A notice of termination of an employee due to poor performance and cooperation difficulties, related to a disability in the form of autism, was based on objective grounds. Therefore, the termination was not in violation of the Employment Protection Act.
The performance carried out by an employee diagnosed with autism, was significantly lower than what may be required of an employee with the position in question.
The employee’s poor performance resulted in conflicts and cooperation difficulties in the workplace. The employer took a wide range of measures in order to increase the work results of the employee, but without success. Due to poor performance and related cooperation difficulties, the employer terminated the employment.
However, one week before the termination, it was clear from a neuropsychiatric statement that the employee met the criteria for an autism diagnosis. The employee claimed that the termination was in violation of the Employment Protection Act as objective grounds for notice of termination did not exist, and that the employer should be liable for general damages to the employee. The employee alleged that any poor performance and cooperation difficulties were due to her disability and that the employer had not taken the necessary measures in regards of this disability.
The Labour Court found that the employee’s performance had been significantly lower than what may be required of the employee, which resulted in conflicts and serious cooperation difficulties with the employee in the workplace.
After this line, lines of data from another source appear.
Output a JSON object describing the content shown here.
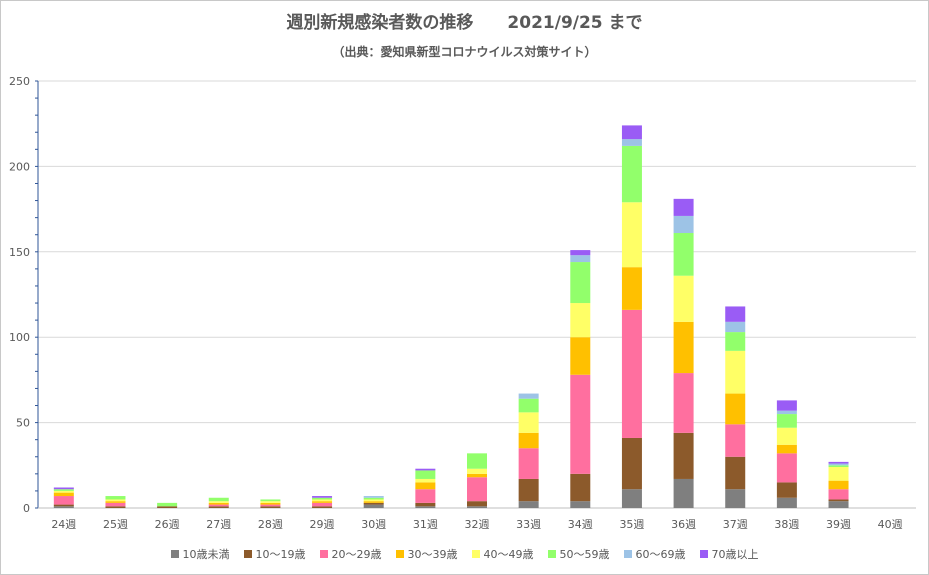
{
  "chart_data": {
    "type": "bar",
    "stacked": true,
    "title": "週別新規感染者数の推移　　2021/9/25 まで",
    "subtitle": "（出典：愛知県新型コロナウイルス対策サイト）",
    "xlabel": "",
    "ylabel": "",
    "ylim": [
      0,
      250
    ],
    "yticks": [
      0,
      50,
      100,
      150,
      200,
      250
    ],
    "grid": true,
    "legend_position": "bottom",
    "categories": [
      "24週",
      "25週",
      "26週",
      "27週",
      "28週",
      "29週",
      "30週",
      "31週",
      "32週",
      "33週",
      "34週",
      "35週",
      "36週",
      "37週",
      "38週",
      "39週",
      "40週"
    ],
    "series": [
      {
        "name": "10歳未満",
        "color": "#7f7f7f",
        "values": [
          1,
          0,
          0,
          0,
          0,
          0,
          2,
          1,
          1,
          4,
          4,
          11,
          17,
          11,
          6,
          4,
          0
        ]
      },
      {
        "name": "10～19歳",
        "color": "#8c5a2b",
        "values": [
          1,
          1,
          1,
          1,
          1,
          1,
          1,
          2,
          3,
          13,
          16,
          30,
          27,
          19,
          9,
          1,
          0
        ]
      },
      {
        "name": "20～29歳",
        "color": "#ff6f9f",
        "values": [
          5,
          2,
          0,
          1,
          1,
          2,
          0,
          8,
          14,
          18,
          58,
          75,
          35,
          19,
          17,
          6,
          0
        ]
      },
      {
        "name": "30～39歳",
        "color": "#ffc000",
        "values": [
          2,
          1,
          0,
          1,
          1,
          1,
          1,
          4,
          2,
          9,
          22,
          25,
          30,
          18,
          5,
          5,
          0
        ]
      },
      {
        "name": "40～49歳",
        "color": "#ffff66",
        "values": [
          1,
          1,
          0,
          1,
          1,
          1,
          1,
          2,
          3,
          12,
          20,
          38,
          27,
          25,
          10,
          8,
          0
        ]
      },
      {
        "name": "50～59歳",
        "color": "#92ff6b",
        "values": [
          1,
          2,
          2,
          2,
          1,
          1,
          1,
          5,
          9,
          8,
          24,
          33,
          25,
          11,
          8,
          1,
          0
        ]
      },
      {
        "name": "60～69歳",
        "color": "#9dc3e6",
        "values": [
          0,
          0,
          0,
          0,
          0,
          0,
          1,
          0,
          0,
          3,
          4,
          4,
          10,
          6,
          2,
          1,
          0
        ]
      },
      {
        "name": "70歳以上",
        "color": "#9a5cf5",
        "values": [
          1,
          0,
          0,
          0,
          0,
          1,
          0,
          1,
          0,
          0,
          3,
          8,
          10,
          9,
          6,
          1,
          0
        ]
      }
    ]
  }
}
The Court declared that the poor performance as well as the cooperation difficulties were related to the employee’s disability in the form of autism. According to the Court, the measures taken by the employer had mainly been suitable for adapting the work to the employee’s disability and the employer cannot be blamed for the fact that the employee’s diagnosis had not been clarified before.
The Court concluded that the employer, after becoming aware of the employee’s diagnosis, could not have solved the problems related to the employee’s poor performance and cooperation difficulties. Thus, the Court found that objective grounds for notice of termination did exist and therefore, the termination was not in violation of the Employment Protection Act.